Впервые они заговорили так открыто об отношении Зены к Мэтти, и имя хозяйки дома, дважды прозвучавшее вслух, словно эхом отозвалось в дальних углах кухни и возвратилось назад, многократно повторенное и усиленное. Мэтти помолчала, как бы выжидая, пока стихнут его последние отголоски, и спросила опять:

— А тебе она ничего не говорила? Он покачал головой.

— Ни слова не говорила.

Мэтти засмеялась и тряхнула головой, откидывая волосы со лба:

— У меня, наверно, просто нервы. Не буду больше об этом думать.

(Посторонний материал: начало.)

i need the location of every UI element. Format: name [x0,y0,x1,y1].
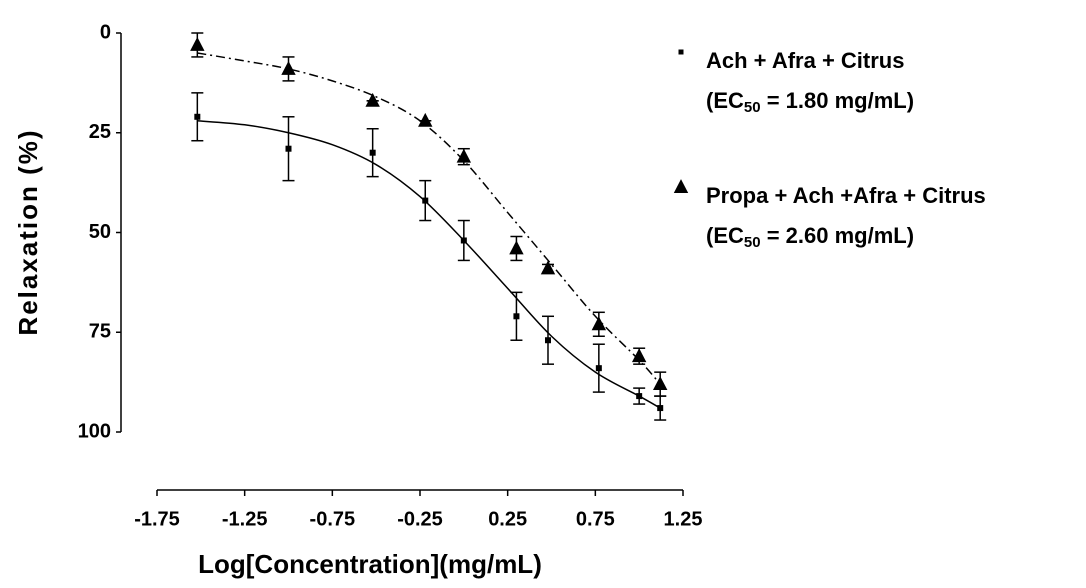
marker-square [460,237,467,244]
y-tick-label: 25 [89,121,111,143]
x-tick-label: -0.25 [397,508,443,530]
marker-triangle [190,37,205,51]
ec50-sub: 50 [744,234,761,251]
x-tick-label: -1.25 [222,508,268,530]
y-tick-label: 50 [89,221,111,243]
ec50-text: (EC [706,88,744,113]
marker-triangle [509,240,524,255]
ec50-text: (EC [706,223,744,248]
marker-triangle [673,179,689,193]
legend-label: Propa + Ach +Afra + Citrus [706,183,986,208]
fit-curve [197,52,661,385]
marker-triangle [591,316,607,331]
marker-square [369,149,376,156]
x-tick-label: -0.75 [310,508,356,530]
marker-triangle [653,376,668,391]
y-tick-label: 100 [78,420,111,442]
legend-label: Ach + Afra + Citrus [706,48,904,73]
legend-ec50: (EC50 = 2.60 mg/mL) [706,223,914,251]
marker-triangle [631,348,647,363]
marker-square [657,405,664,412]
x-tick-label: 1.25 [664,508,703,530]
fit-curve [197,120,661,409]
marker-square [636,393,643,400]
marker-square [513,313,520,320]
x-tick-label: -1.75 [134,508,180,530]
ec50-text: = 2.60 mg/mL) [761,223,914,248]
ec50-text: = 1.80 mg/mL) [761,88,914,113]
y-tick-label: 0 [100,21,111,43]
marker-square [422,197,429,204]
marker-triangle [418,112,433,127]
marker-triangle [281,60,296,75]
legend-ec50: (EC50 = 1.80 mg/mL) [706,88,914,116]
ec50-sub: 50 [744,99,761,116]
x-axis-title: Log[Concentration](mg/mL) [198,549,542,579]
x-tick-label: 0.75 [576,508,615,530]
marker-triangle [456,148,472,163]
marker-triangle [365,92,380,107]
y-tick-label: 75 [89,321,111,343]
x-tick-label: 0.25 [488,508,527,530]
marker-square [285,145,292,152]
y-axis-title: Relaxation (%) [13,128,43,335]
marker-square [194,113,201,120]
marker-square [544,337,551,344]
marker-square [595,365,602,372]
marker-square [678,49,684,55]
marker-triangle [540,260,556,275]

— Правда, Мэтт, правда — не надо об этом думать!

Страстная мольба в его голосе заставила девушку снова покраснеть — но на этот раз ее щеки не вспыхнули, а медленно и нежно зарделись, как бы отражая ход ее сокровенных мыслей. Она молча сидела с шитьем в руках, и ему вдруг почудилось, что по лежащему между ними куску материи струится ему навстречу какое-то странное тепло. Не отрывая ладони от стола, он потихоньку подобрался к краешку ткани и дотронулся до нее кончиками пальцев. Ресницы девушки слегка дрогнули, давая ему знать, что этот жест не остался незамеченным. Теперь поток тепла заструился в обратном направлении; видимо, Мэтти тоже это почувствовала, потому что перестала шить и сидела совсем неподвижно, уронив на стол руки.

Внезапно Итан услышал за собой какой-то шум и обернулся. Должно быть, кошка почуяла за стенкой мышь — она спрыгнула с Зениной качалки и бросилась в угол, и от этого резкого движения пустое кресло начало раскачиваться взад и вперед, словно в нем сидел кто-то невидимый.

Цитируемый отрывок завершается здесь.